Apesar de não ter havido a votação, vários parlamentares anteciparam que votarão favoravelmente ao projeto, entre eles Vicentinho (PT-SP), Chico Lopes (PCdoB-CE), Gorete Pereira (PR-CE) e Eudes Xavier (PT-CE).

O Sindicato de Brasília esteve representado na entrega do abaixo-assinado com 12 diretores de bancos públicos e privados e colheu os documentos apresentados pelos ministérios, que serão agora analisados pela assessoria com o objetivo de subsidiar os deputados da Comissão.

O projeto

A campanha de abaixo-assinado em apoio ao projeto de lei 6259/05 foi lançado pela Contraf-CUT no dia 17 de abril na sede do Sindicato, em Brasília.

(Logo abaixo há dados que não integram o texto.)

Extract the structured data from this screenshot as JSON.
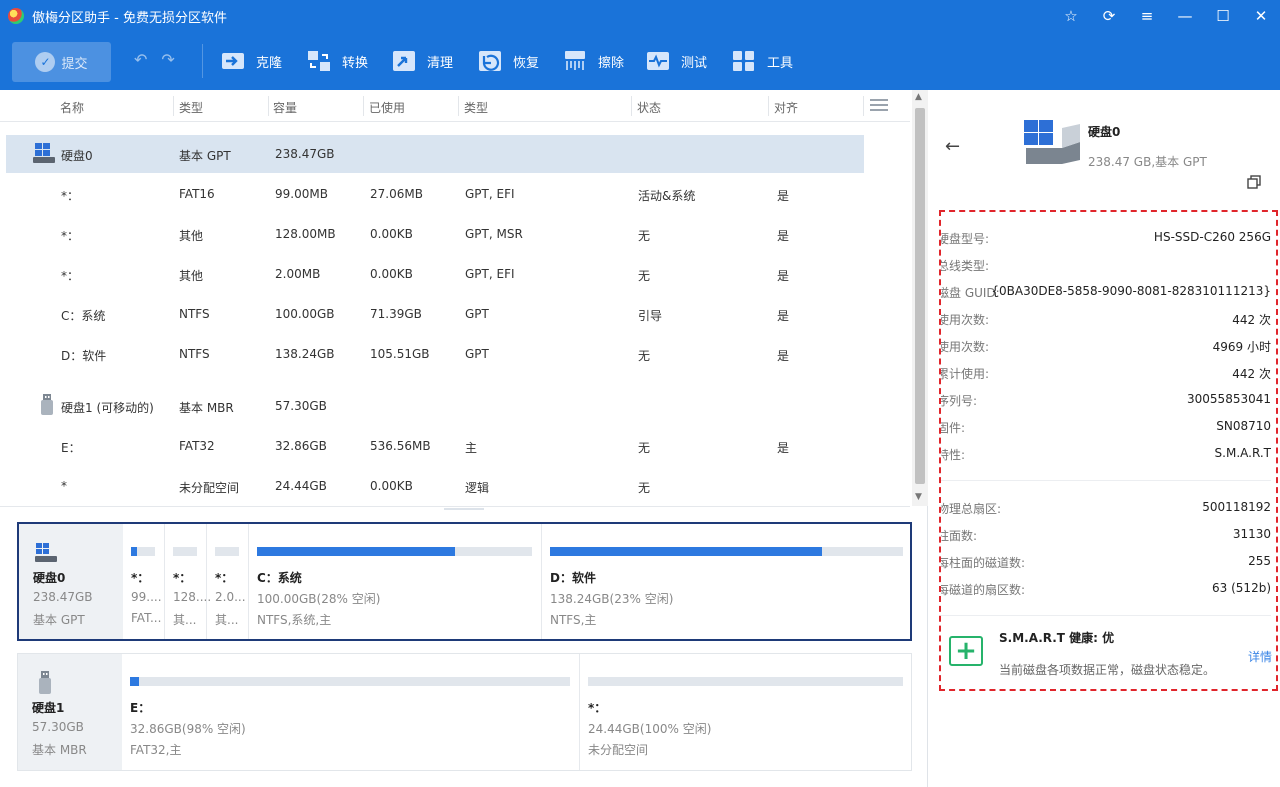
{
  "app": {
    "title": "傲梅分区助手 - 免费无损分区软件"
  },
  "window_controls": [
    "☆",
    "⟳",
    "≡",
    "—",
    "☐",
    "✕"
  ],
  "toolbar": {
    "submit_label": "提交",
    "tools": [
      {
        "label": "克隆",
        "icon": "clone-icon"
      },
      {
        "label": "转换",
        "icon": "convert-icon"
      },
      {
        "label": "清理",
        "icon": "clean-icon"
      },
      {
        "label": "恢复",
        "icon": "recover-icon"
      },
      {
        "label": "擦除",
        "icon": "wipe-icon"
      },
      {
        "label": "测试",
        "icon": "test-icon"
      },
      {
        "label": "工具",
        "icon": "tools-icon"
      }
    ]
  },
  "table": {
    "headers": [
      "名称",
      "类型",
      "容量",
      "已使用",
      "类型",
      "状态",
      "对齐"
    ],
    "rows": [
      {
        "kind": "disk",
        "icon": "disk-icon",
        "name": "硬盘0",
        "type": "基本 GPT",
        "capacity": "238.47GB",
        "used": "",
        "ptype": "",
        "status": "",
        "align": "",
        "selected": true
      },
      {
        "kind": "part",
        "name": "*：",
        "type": "FAT16",
        "capacity": "99.00MB",
        "used": "27.06MB",
        "ptype": "GPT, EFI",
        "status": "活动&系统",
        "align": "是"
      },
      {
        "kind": "part",
        "name": "*：",
        "type": "其他",
        "capacity": "128.00MB",
        "used": "0.00KB",
        "ptype": "GPT, MSR",
        "status": "无",
        "align": "是"
      },
      {
        "kind": "part",
        "name": "*：",
        "type": "其他",
        "capacity": "2.00MB",
        "used": "0.00KB",
        "ptype": "GPT, EFI",
        "status": "无",
        "align": "是"
      },
      {
        "kind": "part",
        "name": "C：系统",
        "type": "NTFS",
        "capacity": "100.00GB",
        "used": "71.39GB",
        "ptype": "GPT",
        "status": "引导",
        "align": "是"
      },
      {
        "kind": "part",
        "name": "D：软件",
        "type": "NTFS",
        "capacity": "138.24GB",
        "used": "105.51GB",
        "ptype": "GPT",
        "status": "无",
        "align": "是"
      },
      {
        "kind": "disk",
        "icon": "usb-icon",
        "name": "硬盘1 (可移动的)",
        "type": "基本 MBR",
        "capacity": "57.30GB",
        "used": "",
        "ptype": "",
        "status": "",
        "align": ""
      },
      {
        "kind": "part",
        "name": "E：",
        "type": "FAT32",
        "capacity": "32.86GB",
        "used": "536.56MB",
        "ptype": "主",
        "status": "无",
        "align": "是"
      },
      {
        "kind": "part",
        "name": "*",
        "type": "未分配空间",
        "capacity": "24.44GB",
        "used": "0.00KB",
        "ptype": "逻辑",
        "status": "无",
        "align": ""
      }
    ]
  },
  "disk_maps": [
    {
      "name": "硬盘0",
      "size": "238.47GB",
      "type": "基本 GPT",
      "icon": "disk-icon",
      "partitions": [
        {
          "name": "*：",
          "line1": "99....",
          "line2": "FAT...",
          "used_fraction": 0.27
        },
        {
          "name": "*：",
          "line1": "128....",
          "line2": "其...",
          "used_fraction": 0
        },
        {
          "name": "*：",
          "line1": "2.0...",
          "line2": "其...",
          "used_fraction": 0
        },
        {
          "name": "C：系统",
          "line1": "100.00GB(28% 空闲)",
          "line2": "NTFS,系统,主",
          "used_fraction": 0.72
        },
        {
          "name": "D：软件",
          "line1": "138.24GB(23% 空闲)",
          "line2": "NTFS,主",
          "used_fraction": 0.77
        }
      ]
    },
    {
      "name": "硬盘1",
      "size": "57.30GB",
      "type": "基本 MBR",
      "icon": "usb-icon",
      "partitions": [
        {
          "name": "E：",
          "line1": "32.86GB(98% 空闲)",
          "line2": "FAT32,主",
          "used_fraction": 0.02
        },
        {
          "name": "*：",
          "line1": "24.44GB(100% 空闲)",
          "line2": "未分配空间",
          "used_fraction": 0
        }
      ]
    }
  ],
  "details_panel": {
    "title": "硬盘0",
    "subtitle": "238.47 GB,基本 GPT",
    "fields": [
      {
        "k": "硬盘型号:",
        "v": "HS-SSD-C260 256G"
      },
      {
        "k": "总线类型:",
        "v": ""
      },
      {
        "k": "磁盘 GUID:",
        "v": "{0BA30DE8-5858-9090-8081-828310111213}"
      },
      {
        "k": "使用次数:",
        "v": "442 次"
      },
      {
        "k": "使用次数:",
        "v": "4969 小时"
      },
      {
        "k": "累计使用:",
        "v": "442 次"
      },
      {
        "k": "序列号:",
        "v": "30055853041"
      },
      {
        "k": "固件:",
        "v": "SN08710"
      },
      {
        "k": "特性:",
        "v": "S.M.A.R.T"
      }
    ],
    "geometry_fields": [
      {
        "k": "物理总扇区:",
        "v": "500118192"
      },
      {
        "k": "柱面数:",
        "v": "31130"
      },
      {
        "k": "每柱面的磁道数:",
        "v": "255"
      },
      {
        "k": "每磁道的扇区数:",
        "v": "63 (512b)"
      }
    ],
    "smart": {
      "title": "S.M.A.R.T 健康: 优",
      "desc": "当前磁盘各项数据正常，磁盘状态稳定。",
      "link": "详情"
    }
  },
  "colors": {
    "accent": "#1a73d9",
    "bar_fill": "#2d79e0",
    "selected_row": "#d9e4f0",
    "highlight_dash": "#e0252b",
    "smart_green": "#26b36b"
  }
}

O projeto de lei 6259/05 contempla quem ingressou por concurso no Banco do Brasil, Caixa Econômica, Banco do Nordeste (BNB) e Banco da Amazônia (Basa) posteriormente às resoluções de 30 de maio de 1995 e de 8 de outubro de 1996 do Dest (Departamento de Coordenação e Controle das Empresas Estatais), do Ministério do Planejamento. O objetivo do abaixo-assinado é somar forças com os parlamentares para aprovação do projeto de lei na Câmara dos Deputados.

Histórico

A distinção entre funcionários pré-97 e pós-97 nos bancos públicos teve início durante o governo FHC, sendo consolidada com a resolução nº 9 de 8 de outubro de 1996, assinada pelo então ministro do Planejamento, Antonio Kandir.

Desde então, a desigualdade de benefícios entre os bancários foi agravada. A partir daí, o movimento iniciou uma intensa luta pela igualdade de direitos.

Em 2003, a luta dos sindicatos começou a surtir efeito, com a conquista de uma série de benefícios que foram surrupiados dos trabalhados pelo governo neoliberal de FHC.

Em 2007, o Sindicato entregou ofício ao ministro do Planejamento, Paulo Bernardo, solicitando a revogação das resoluções 9 e 10. “Agora, concentraremos forças para aprovação do projeto de lei, pressionando os parlamentares para que votem em favor dos bancários nas comissões temáticas da Câmara e do Senado”, afirma Rodrigo Britto, presidente do Sindicato.